The Dutch Colonial Home... A mainstay of the architectural lanscape of Staten Island's more established communities.
As you may know, Henry Hudson explored the eastern shore of the United States in 1609. This exploration led to a settlement being established in 1613, which in turn led to the creation of New Netherland, which included parts of Connecticut, Delaware, New Jersey, New York, Pennsylvania, and Rhode Island. The primary motive for settling in this area was to trade with the Indians, who inhabited the land. Eventually, more Dutch emigrants settled in the area, along with Huguenots, who were fleeing Europe, and began to build homes for themselves out of stone and wood. The signature style that was used in Delaware, New Jersey, New York and Pennsylvania later became known as Dutch Colonial-style architecture.
Perhaps the most distinguishing feature of a Dutch Colonial home is the steeply-pitched gambrel roof. The sides of the roof have two slopes, with the lower slope being steeper and creating an overhang. If the house were built of brick, the brickwork would be laid in the cross-bond pattern. If the gables were straight-sided, the home would have parapets above them, as well as double-hung windows in the triangle or at the gambrel end. The gable-end would have a chimney. Doors were often divided horizontally, to keep out wild animals, but to keep in fresh air and light. These houses were popularly built around 1625-1840.
By the 1900s, a revival of the architectural style occurred in the United States. It became quite popular during the 1920s, but by the 1930s, the popularity began to diminish. Many of the features of Dutch Colonial Revival-style homes strayed from the original Dutch Colonial style. Many of the modern homes now had columns, transoms, and sidelights beside the now-vertical doors.
There are many Dutch Colonial Revival-style homes in Staten Island. The rarer sights, however, would be the Dutch Colonial-style homes found here. By about 1665 Pierre Billiou, the famous Staten Island Huguenot, built a house at what is now 1476 Richmond Road. Through the years, the home was inherited and sold to a handful of occupants. However, it still retained its Dutch Colonial features. This home is known as the Billiou-Stillwell-Perine House. It was added to the National Register of Historic Places on January 1, 1976 and is currently owned by Historic Richmondtown.

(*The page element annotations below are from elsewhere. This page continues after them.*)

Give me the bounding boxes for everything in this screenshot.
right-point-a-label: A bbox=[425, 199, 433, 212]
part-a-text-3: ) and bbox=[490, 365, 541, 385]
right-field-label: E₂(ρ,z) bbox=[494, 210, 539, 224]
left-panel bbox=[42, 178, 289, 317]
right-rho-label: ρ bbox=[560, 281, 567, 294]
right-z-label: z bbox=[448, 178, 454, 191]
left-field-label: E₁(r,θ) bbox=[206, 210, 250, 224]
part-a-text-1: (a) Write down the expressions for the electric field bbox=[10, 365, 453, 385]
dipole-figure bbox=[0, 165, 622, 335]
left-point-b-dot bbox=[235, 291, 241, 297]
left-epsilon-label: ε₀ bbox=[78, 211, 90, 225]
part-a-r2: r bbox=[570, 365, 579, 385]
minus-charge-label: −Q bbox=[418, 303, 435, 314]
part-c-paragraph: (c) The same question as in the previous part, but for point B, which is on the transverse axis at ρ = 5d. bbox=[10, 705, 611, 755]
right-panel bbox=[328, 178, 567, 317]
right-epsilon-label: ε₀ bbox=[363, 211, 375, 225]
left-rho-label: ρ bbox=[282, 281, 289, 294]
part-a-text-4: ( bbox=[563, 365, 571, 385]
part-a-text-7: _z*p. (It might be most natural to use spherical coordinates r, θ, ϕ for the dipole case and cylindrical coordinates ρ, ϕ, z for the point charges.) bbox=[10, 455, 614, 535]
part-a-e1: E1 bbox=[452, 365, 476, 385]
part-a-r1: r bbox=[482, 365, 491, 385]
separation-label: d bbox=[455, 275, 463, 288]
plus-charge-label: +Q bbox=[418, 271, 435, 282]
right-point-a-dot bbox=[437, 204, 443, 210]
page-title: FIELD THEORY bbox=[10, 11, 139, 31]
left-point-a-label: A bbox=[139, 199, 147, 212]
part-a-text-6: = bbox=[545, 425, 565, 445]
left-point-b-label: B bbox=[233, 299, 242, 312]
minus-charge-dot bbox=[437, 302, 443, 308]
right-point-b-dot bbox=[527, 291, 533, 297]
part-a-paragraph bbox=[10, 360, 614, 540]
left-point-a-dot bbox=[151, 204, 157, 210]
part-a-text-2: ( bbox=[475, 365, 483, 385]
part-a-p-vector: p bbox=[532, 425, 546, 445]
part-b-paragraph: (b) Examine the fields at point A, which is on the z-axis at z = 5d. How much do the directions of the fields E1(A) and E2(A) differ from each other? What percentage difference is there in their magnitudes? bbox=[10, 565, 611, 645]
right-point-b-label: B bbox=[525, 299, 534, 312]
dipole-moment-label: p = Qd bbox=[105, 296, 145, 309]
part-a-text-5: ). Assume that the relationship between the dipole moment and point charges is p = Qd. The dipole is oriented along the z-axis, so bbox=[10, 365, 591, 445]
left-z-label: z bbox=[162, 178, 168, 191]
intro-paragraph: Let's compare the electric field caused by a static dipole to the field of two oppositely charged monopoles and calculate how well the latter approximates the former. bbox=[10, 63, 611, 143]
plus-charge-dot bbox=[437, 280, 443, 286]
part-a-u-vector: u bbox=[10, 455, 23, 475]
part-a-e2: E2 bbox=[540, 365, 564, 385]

During the late 1600s, a one-room home was constructed by a Paulus Regrenier, another French Huguenot, at what is now 509 Seguine Avenue. During the early part of the next century, Abraham Manee, who had purchased the structure, made additions to it, creating a Dutch Colonial-style house for himself. By the 1780s, the Seguine family had acquired the home. They, too, made additions to the house, but, like the Billiou-Stillwell-Perine House, it retained its Dutch Colonial style. The home is now known as the Abraham Manee House, or the Manee-Seguine Homestead. On September 11, 1984, it was designated as a New York City Landmark.